ISLAMABAD: One of Pakistan’s former intelligence chiefs has said the government action against him wherein he is not allowed to travel abroad and his post-retirement benefits are withheld citing his alleged affiliation with India’s Research and Analysis Wing (RAW), is based on unsubstantiated allegations.

“If they (accusers) had an iota of proof of the alleged ‘RAW’ links, by now there would have been a serious follow up,” Lt Gen ® Asad Durrani said in a document he shared with selected people. Ministry of Defence has once again requested the courts that Durrani should not be allowed foreign travel fearing he would participate in international for a discussion matters that the ministry believed fall with national security domain.
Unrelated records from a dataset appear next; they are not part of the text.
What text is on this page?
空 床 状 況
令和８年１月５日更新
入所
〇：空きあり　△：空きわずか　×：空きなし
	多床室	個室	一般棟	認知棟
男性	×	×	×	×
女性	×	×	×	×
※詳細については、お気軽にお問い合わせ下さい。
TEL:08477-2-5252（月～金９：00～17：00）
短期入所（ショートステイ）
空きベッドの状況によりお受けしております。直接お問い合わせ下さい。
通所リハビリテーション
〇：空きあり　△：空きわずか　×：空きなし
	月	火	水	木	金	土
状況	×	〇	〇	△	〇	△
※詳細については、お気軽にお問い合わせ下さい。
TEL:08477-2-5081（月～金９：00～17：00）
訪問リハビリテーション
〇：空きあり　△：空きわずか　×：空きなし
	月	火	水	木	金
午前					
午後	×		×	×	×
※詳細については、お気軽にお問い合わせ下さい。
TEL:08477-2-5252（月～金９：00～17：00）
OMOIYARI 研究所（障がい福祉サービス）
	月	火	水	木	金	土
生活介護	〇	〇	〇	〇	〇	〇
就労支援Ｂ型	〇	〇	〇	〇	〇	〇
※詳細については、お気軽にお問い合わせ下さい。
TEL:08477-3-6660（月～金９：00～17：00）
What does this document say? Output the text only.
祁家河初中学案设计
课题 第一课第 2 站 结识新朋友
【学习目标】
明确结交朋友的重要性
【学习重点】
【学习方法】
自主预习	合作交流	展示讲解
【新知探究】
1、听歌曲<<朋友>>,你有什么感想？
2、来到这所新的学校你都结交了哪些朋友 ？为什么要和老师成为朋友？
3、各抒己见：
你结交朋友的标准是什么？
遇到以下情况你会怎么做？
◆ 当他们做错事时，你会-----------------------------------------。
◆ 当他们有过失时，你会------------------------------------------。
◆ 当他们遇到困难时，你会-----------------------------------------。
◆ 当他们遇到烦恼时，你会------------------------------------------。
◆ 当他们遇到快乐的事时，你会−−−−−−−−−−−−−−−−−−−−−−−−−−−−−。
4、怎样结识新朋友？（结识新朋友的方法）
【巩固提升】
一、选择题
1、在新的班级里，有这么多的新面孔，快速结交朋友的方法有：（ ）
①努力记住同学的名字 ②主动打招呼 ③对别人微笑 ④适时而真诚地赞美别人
The former spy chief has co-authored a book – Spy Chronicles: RAW, ISI and the Illusion of Peace – in 2018 with a former head of RAW, Amarjit Singh Dulat. Since then he is facing charges of breaching professional codes on official secrecy.

Durrani blames present and past military leaders for the ordeal he is going through. “I used to wonder why in the GHQ-sponsored events, the text of the book was being distorted, charges like revealing national secrets without any reference to its contents were being bandied about – and most importantly, no law was cited under which I was being prosecuted. A few months down the line, at least one of the root causes started making sense. It was the Asghar Khan Case (AKC) in which Aslam Beg, a former Army Chief, and I were amongst many who had been indicted by the Supreme Court”.

General Durrani says the book generated a groundswell of goodwill between Pakistan and India with discussions aimed at resolving the decades-old Kashmir imbroglio. “When the Spy Chronicles was launched on the 23 May 2018 in New Delhi, its highlight was a discussion on the book. On the stage were Manmohan Singh and Hamid Ansari, a former prime minister and vice president respectively, and the discussants, besides Farooq Abdullah, an impressive array of ex union ministers, intelligence chiefs and a national security advisor. In the presence of a galaxy of the Indian strategic community, they all argued that India must address the Kashmir issue in collaboration with Pakistan.” This favourable moment was lost in the cacophony generated for reasons that dawned on him a few months later, the former general claimed.

Sharing names of the past and present military leaders he blamed for his present situation, General Durrani says there were “good” people with the uniformed ranks who are privy to what has happened [to him & to what he says] and tried to defuse the issue but there were “hawks” who not only scuttled such efforts but “continued to up the ante”. It may be mentioned here that general Durrani had refused to speak to media person during and after his court appearance saying he would rather avoid speaking on a sub judice matter.